Blocks
- class ezflow.modules.blocks.BasicBlock(in_channels, out_channels, stride=1, norm='group', activation='relu')[source]
Basic residual block for ResNet-style architectures
- Parameters
in_channels (int) – Number of input channels
out_channels (int) – Number of output channels
stride (int, optional) – Stride of the convolution
norm (str, optional) – Normalization method. One of “group”, “batch”, “instance”, or None
activation (str, optional) – Activation function. One of “relu”, “leakyrelu”, or None
- forward(x)[source]
Defines the computation performed at every call.
Should be overridden by all subclasses.
Note
Although the recipe for forward pass needs to be defined within this function, one should call the
Module
instance afterwards instead of this since the former takes care of running the registered hooks while the latter silently ignores them.

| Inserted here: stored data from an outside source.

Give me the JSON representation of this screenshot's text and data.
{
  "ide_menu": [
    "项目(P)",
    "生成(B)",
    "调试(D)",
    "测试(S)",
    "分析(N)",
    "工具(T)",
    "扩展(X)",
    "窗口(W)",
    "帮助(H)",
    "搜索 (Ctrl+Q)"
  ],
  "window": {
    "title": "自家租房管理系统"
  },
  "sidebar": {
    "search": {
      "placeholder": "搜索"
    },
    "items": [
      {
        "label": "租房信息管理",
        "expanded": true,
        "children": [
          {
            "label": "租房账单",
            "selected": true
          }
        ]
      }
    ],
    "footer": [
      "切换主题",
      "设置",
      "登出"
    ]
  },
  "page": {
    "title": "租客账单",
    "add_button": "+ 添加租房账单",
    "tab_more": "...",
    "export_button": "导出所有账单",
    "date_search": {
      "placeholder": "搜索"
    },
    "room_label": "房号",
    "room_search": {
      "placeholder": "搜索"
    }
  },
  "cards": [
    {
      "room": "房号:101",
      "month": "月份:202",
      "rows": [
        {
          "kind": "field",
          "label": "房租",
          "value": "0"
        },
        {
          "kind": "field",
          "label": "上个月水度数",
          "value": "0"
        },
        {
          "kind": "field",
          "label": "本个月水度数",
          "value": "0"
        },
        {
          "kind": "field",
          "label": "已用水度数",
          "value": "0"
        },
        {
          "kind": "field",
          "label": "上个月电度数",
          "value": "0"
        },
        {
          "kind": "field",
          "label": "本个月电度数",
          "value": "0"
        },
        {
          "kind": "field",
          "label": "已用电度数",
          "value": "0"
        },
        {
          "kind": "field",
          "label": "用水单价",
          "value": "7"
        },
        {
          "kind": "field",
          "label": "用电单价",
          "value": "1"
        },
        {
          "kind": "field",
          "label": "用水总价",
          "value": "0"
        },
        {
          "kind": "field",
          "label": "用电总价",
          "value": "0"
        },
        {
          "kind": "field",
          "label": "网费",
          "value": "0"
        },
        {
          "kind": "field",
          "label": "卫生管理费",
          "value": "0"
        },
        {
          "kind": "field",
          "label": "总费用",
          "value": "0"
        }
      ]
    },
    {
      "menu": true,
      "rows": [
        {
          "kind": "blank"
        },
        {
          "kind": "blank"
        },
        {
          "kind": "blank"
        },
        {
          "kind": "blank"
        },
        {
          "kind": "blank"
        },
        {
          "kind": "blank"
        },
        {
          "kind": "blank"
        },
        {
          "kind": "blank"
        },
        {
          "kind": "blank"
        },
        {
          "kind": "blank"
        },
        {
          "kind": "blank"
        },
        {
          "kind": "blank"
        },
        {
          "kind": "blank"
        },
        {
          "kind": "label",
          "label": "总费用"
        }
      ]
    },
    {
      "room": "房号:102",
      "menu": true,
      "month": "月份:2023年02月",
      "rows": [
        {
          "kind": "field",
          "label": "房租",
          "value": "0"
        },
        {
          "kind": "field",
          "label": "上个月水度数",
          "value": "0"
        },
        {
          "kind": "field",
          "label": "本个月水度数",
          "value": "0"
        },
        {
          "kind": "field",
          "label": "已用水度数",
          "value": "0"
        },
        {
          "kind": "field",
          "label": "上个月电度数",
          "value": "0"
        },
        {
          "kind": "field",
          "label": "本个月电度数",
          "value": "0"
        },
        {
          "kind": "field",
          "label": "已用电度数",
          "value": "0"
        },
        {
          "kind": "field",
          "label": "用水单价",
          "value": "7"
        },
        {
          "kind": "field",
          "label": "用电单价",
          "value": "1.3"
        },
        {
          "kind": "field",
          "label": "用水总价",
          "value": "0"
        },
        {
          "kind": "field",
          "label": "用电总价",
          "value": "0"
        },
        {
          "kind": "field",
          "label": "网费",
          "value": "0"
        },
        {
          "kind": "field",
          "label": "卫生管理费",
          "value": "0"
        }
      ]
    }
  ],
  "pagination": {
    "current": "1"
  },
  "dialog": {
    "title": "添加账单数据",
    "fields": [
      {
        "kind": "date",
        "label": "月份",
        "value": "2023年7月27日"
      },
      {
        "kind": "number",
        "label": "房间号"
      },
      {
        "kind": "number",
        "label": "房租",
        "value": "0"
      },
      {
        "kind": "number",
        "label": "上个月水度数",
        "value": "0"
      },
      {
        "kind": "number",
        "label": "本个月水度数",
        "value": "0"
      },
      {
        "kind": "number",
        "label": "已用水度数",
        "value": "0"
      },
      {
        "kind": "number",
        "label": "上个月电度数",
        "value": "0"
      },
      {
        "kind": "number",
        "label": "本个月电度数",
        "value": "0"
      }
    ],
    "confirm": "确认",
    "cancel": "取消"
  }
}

- class ezflow.modules.blocks.BottleneckBlock(in_channels, out_channels, stride=1, norm='group', activation='relu')[source]
Bottleneck residual block for ResNet-style architectures
- Parameters
in_channels (int) – Number of input channels
out_channels (int) – Number of output channels
stride (int, optional) – Stride of the convolution
norm (str, optional) – Normalization method. One of “group”, “batch”, “instance”, or None
activation (str, optional) – Activation function. One of “relu”, “leakyrelu”, or None
- forward(x)[source]
Defines the computation performed at every call.
Should be overridden by all subclasses.
Note
Although the recipe for forward pass needs to be defined within this function, one should call the
Module
instance afterwards instead of this since the former takes care of running the registered hooks while the latter silently ignores them.